Apesar
de nascida Divina, Sudhamani passou os anos de sua infância
e adolescência em intensa prática espiritual de maneira
a dar um exemplo vivo ao mundo. Mesmo quando criança, ela era
freqüentemente encontrada absorta em meditação
profunda, totalmente esquecida do que se passava ao seu redor. Aos
cinco anos de idade, ela já havia começado a compor
músicas de devoção ao Senhor Krishna, que transbordavam
de comovente saudade e, freqüentemente, carregavam profunda introspecção
mística.
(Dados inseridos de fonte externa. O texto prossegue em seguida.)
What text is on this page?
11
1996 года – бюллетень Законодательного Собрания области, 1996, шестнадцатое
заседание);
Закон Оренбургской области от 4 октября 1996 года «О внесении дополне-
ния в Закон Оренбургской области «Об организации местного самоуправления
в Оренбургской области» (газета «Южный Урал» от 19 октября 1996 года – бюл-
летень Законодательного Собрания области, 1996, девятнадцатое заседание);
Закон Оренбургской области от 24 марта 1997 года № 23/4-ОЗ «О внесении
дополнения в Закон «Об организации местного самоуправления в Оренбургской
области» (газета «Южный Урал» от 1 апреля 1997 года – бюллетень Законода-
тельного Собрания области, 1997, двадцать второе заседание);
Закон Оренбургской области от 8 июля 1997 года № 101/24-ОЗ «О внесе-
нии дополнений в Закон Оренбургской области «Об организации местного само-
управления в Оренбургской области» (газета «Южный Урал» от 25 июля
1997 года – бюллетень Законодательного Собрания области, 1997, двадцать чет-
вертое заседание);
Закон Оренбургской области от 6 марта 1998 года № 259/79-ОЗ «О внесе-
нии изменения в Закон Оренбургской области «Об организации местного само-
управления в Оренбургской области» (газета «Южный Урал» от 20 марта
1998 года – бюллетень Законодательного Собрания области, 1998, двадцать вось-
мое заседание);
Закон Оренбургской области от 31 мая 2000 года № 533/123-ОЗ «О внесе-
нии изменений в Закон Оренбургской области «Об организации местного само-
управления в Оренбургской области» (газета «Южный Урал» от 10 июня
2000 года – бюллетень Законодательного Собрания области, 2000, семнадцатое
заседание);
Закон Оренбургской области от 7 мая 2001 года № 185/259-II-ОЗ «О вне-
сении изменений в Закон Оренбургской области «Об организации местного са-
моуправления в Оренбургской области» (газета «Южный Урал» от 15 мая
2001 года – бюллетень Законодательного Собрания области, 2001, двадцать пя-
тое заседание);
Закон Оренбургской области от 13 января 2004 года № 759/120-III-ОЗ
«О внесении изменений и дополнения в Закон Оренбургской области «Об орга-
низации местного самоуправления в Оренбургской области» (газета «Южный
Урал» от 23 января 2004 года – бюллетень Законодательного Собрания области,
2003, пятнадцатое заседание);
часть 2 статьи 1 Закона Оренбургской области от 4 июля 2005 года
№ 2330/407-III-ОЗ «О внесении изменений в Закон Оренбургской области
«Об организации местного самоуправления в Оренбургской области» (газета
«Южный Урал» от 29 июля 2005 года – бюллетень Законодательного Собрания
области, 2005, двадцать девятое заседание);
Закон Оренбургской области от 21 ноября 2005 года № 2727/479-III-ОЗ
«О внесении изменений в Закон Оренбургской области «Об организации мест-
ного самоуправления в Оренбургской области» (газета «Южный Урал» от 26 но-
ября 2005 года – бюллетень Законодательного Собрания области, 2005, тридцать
Ela abria seu coração e sua alma nessas
melodias, em extremo esquecimento de si, e sua doce voz tornava-se
fonte de imensa alegria para os aldeões.
Quando
Sudhamani tinha nove anos de idade, sua mãe ficou muito doente
e todo o trabalho doméstico e de cozinha caíram sobre
seus ombros, forçando-a a largar o colégio. Sudhamani
fazia o trabalho extenuante, sem sombra de queixa, alegremente oferecendo
cada momento de suas longas horas de trabalho e preces ao Senhor.
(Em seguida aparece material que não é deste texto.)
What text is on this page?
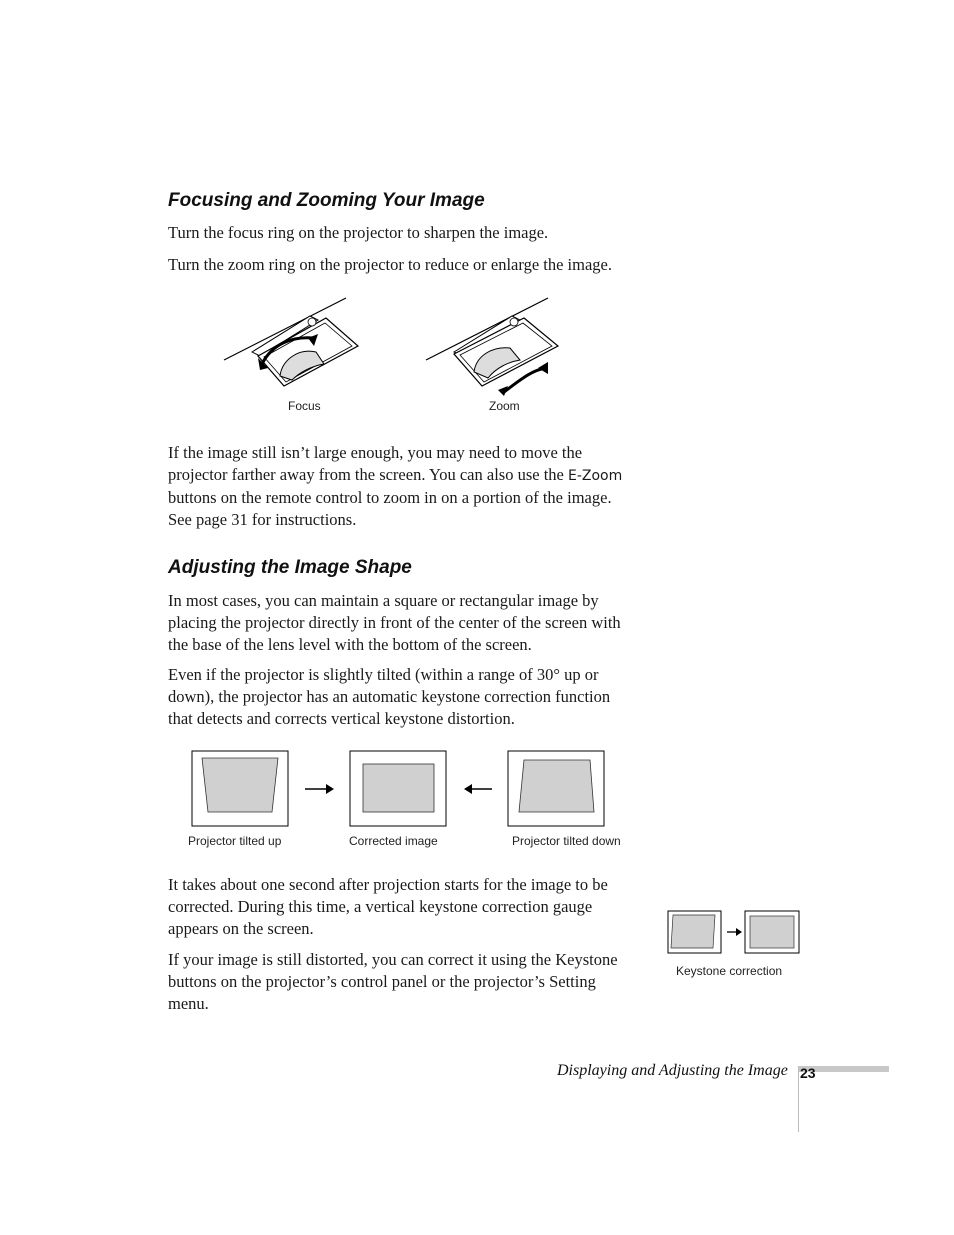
Focusing and Zooming Your Image

Turn the focus ring on the projector to sharpen the image.

Turn the zoom ring on the projector to reduce or enlarge the image.

Focus	Zoom

If the image still isn’t large enough, you may need to move the projector farther away from the screen. You can also use the E-Zoom buttons on the remote control to zoom in on a portion of the image. See page 31 for instructions.

Adjusting the Image Shape

In most cases, you can maintain a square or rectangular image by placing the projector directly in front of the center of the screen with the base of the lens level with the bottom of the screen.

Even if the projector is slightly tilted (within a range of 30° up or down), the projector has an automatic keystone correction function that detects and corrects vertical keystone distortion.

Projector tilted up	Corrected image	Projector tilted down

It takes about one second after projection starts for the image to be corrected. During this time, a vertical keystone correction gauge appears on the screen.

If your image is still distorted, you can correct it using the Keystone buttons on the projector’s control panel or the projector’s Setting menu.

Keystone correction
Displaying and Adjusting the Image 23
Ela aceitava de bom grado todo obstáculo, cada maltrato que
recebia de sua família, e encontrava refúgio em seu
amado Sri Krishna. Mesmo com seu dia de trabalho terminando à
meia noite, ao invés de cair no sono, ela passava o resto da
noite meditando, cantando e rezando.
Outra
qualidade que era claramente manifesta em Sudhamani nessa tenra idade
era seu amor e compaixão pelos seres humanos. Como parte de
seus afazeres domésticos, Sudhamani freqüentemente visitava
as casas da vizinhança para coletar restos de comida para as
vacas da família. Ali, ela escutava pacientemente as narrativas
de desgraças contadas especialmente pelos mais idosos, que
freqüentemente eram maltratados pelos filhos e netos. Através
das histórias deles, Sudhamani observava que as mesmas pessoas
que quando crianças haviam rezado pela saúde e longevidade
de seus pais, passavam a maldizê-los quando velhos e enfermos.
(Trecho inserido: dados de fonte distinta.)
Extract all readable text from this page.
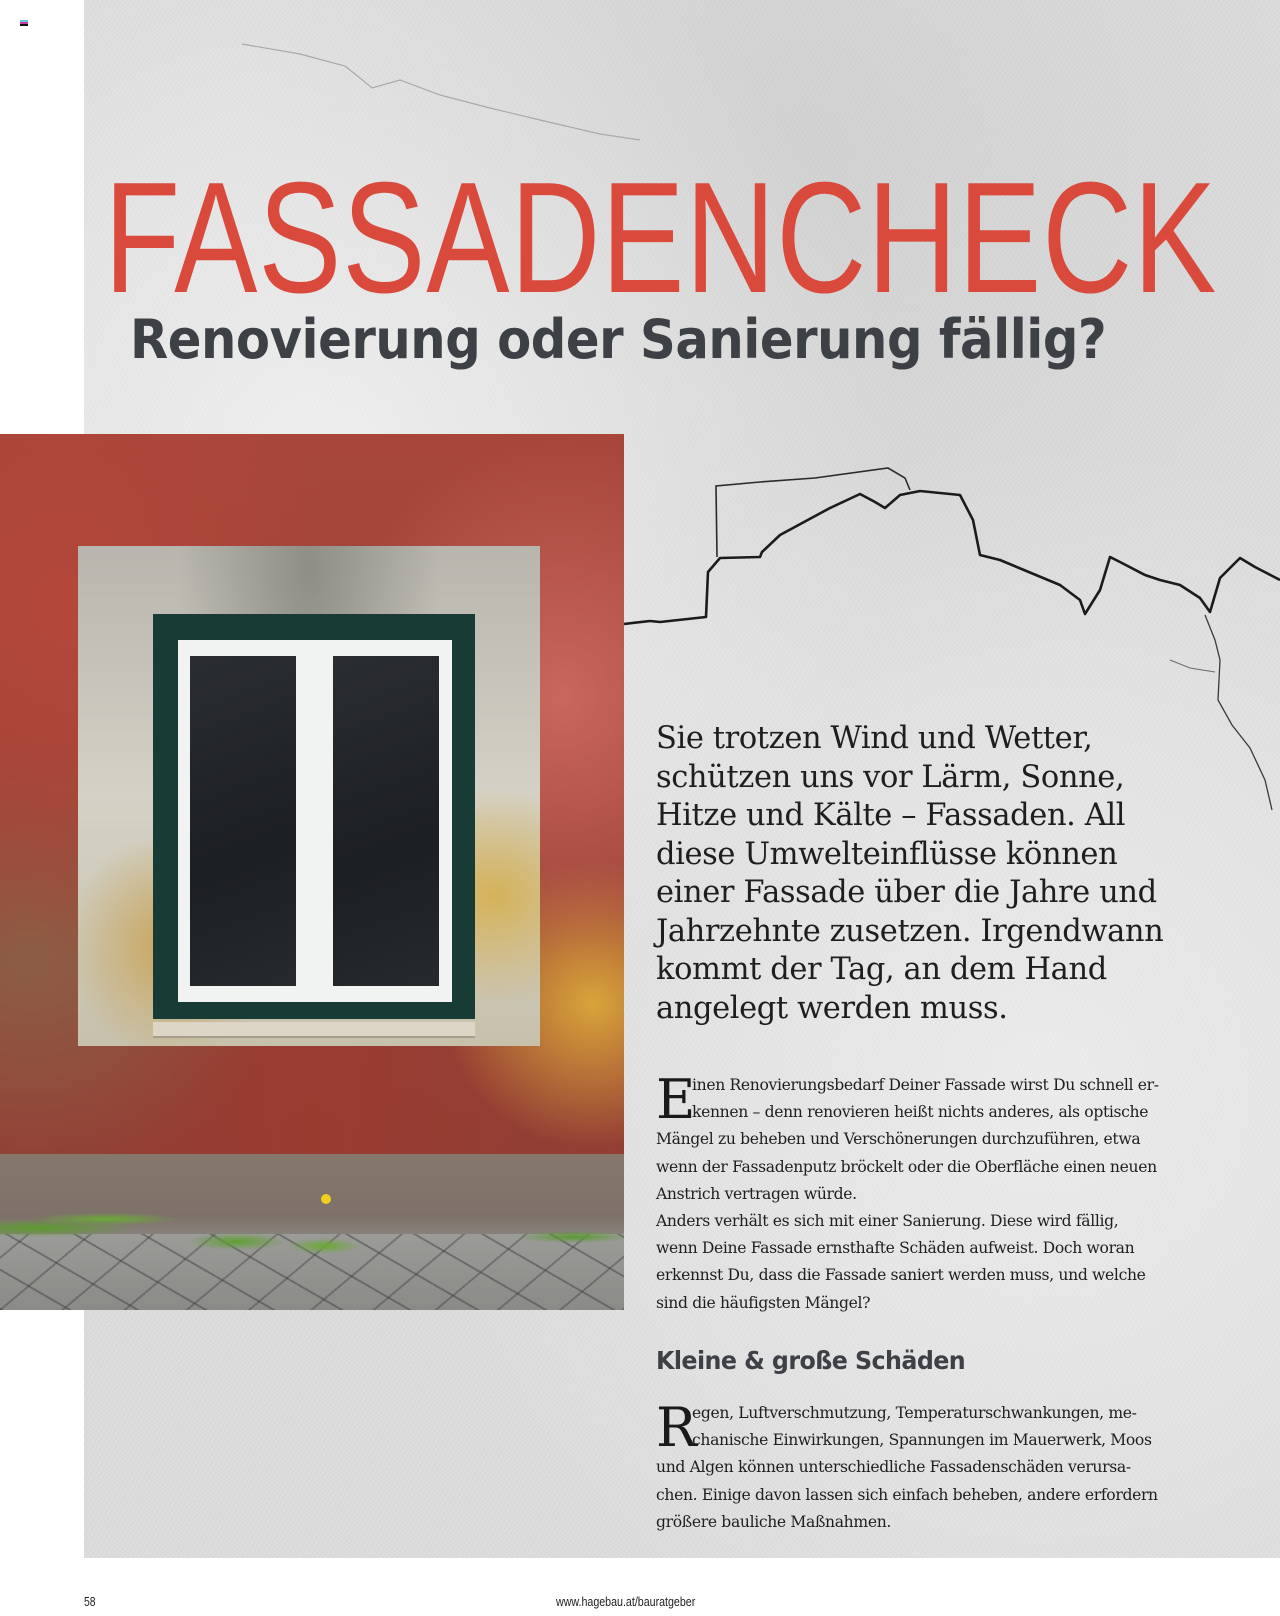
FASSADENCHECK
Renovierung oder Sanierung fällig?

Sie trotzen Wind und Wetter,
schützen uns vor Lärm, Sonne,
Hitze und Kälte – Fassaden. All
diese Umwelteinflüsse können
einer Fassade über die Jahre und
Jahrzehnte zusetzen. Irgendwann
kommt der Tag, an dem Hand
angelegt werden muss.

E
inen Renovierungsbedarf Deiner Fassade wirst Du schnell er-
kennen – denn renovieren heißt nichts anderes, als optische
Mängel zu beheben und Verschönerungen durchzuführen, etwa
wenn der Fassadenputz bröckelt oder die Oberfläche einen neuen
Anstrich vertragen würde.
Anders verhält es sich mit einer Sanierung. Diese wird fällig,
wenn Deine Fassade ernsthafte Schäden aufweist. Doch woran
erkennst Du, dass die Fassade saniert werden muss, und welche
sind die häufigsten Mängel?
Kleine & große Schäden
R
egen, Luftverschmutzung, Temperaturschwankungen, me-
chanische Einwirkungen, Spannungen im Mauerwerk, Moos
und Algen können unterschiedliche Fassadenschäden verursa-
chen. Einige davon lassen sich einfach beheben, andere erfordern
größere bauliche Maßnahmen.
58	www.hagebau.at/bauratgeber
Ela via que o amor terreno sempre tinha um motivo egoísta subjacente
e era volúvel e limitado.
Apesar
de ser apenas uma criança, Sudhamani fazia o que estava ao
seu alcance para aliviar o sofrimento de seus vizinhos idosos. Ela
os banhava, lavava seus pertences e trazia para eles comida e roupa
de sua casa. Esse hábito de dar as coisas de sua família
deixou-a em apuros. Entretanto, nenhum castigo fora capaz de evitar
o florescer de sua compaixão inata. Sudhamani dizia a seus
pais: "O próprio propósito de meu nascimento é
o de sofrer pela ignorância dos outros."
Ao
alcançar a puberdade, o amor de Sudhamani pelo Senhor tomou
proporções indescritíveis. Seus humores extáticos
tornaram-se mais e mais freqüentes; ela dançava e cantava
em bem-aventurança, intoxicada de Deus e totalmente esquecida
do mundo. Aos olhos de Sudhamani, Krishna permeava todo o universo.
Não demorou muito até que entrou em união mística
profunda com seu Senhor, união tão completa, que ela
não era mais capaz de distinguir entre Krishna e ela mesma.
Um
dia, ela teve uma visão gloriosa da Divina Mãe do Universo
(Devi). Essa experiência seguiu-se de um estado sem fim de intoxicação
de Deus de tal intensidade, que dia e noite ela ficava afogada de
desejo pela união com a Divina Mãe. Sua família
e muitos dos aldeões ficavam completamente perplexos ao tentar
entender os estados sublimes da Sudhamani e começaram a atormentá-la
de todas as maneiras possíveis. Finalmente, ela foi forçada
a deixar sua casa e passar seus dias e noites ao relento. O céu
tornou-se seu teto e a terra, sua cama; a Lua, sua lâmpada e
a brisa do mar, seu ventilador.
Sudhamani
submergiu por meses a fio em práticas espirituais das mais
rigorosas e austeras. Todo o seu Ser queimava de amor e desejo ardente
pela Deusa. Ela beijava a terra e abraçava as árvores,
percebendo a Divina Mãe em tudo. Ela chorava ao toque da brisa,
percebendo-a como um carinho da Divina Mãe. Muitas vezes foi
encontrada imersa em samadhi por longas horas.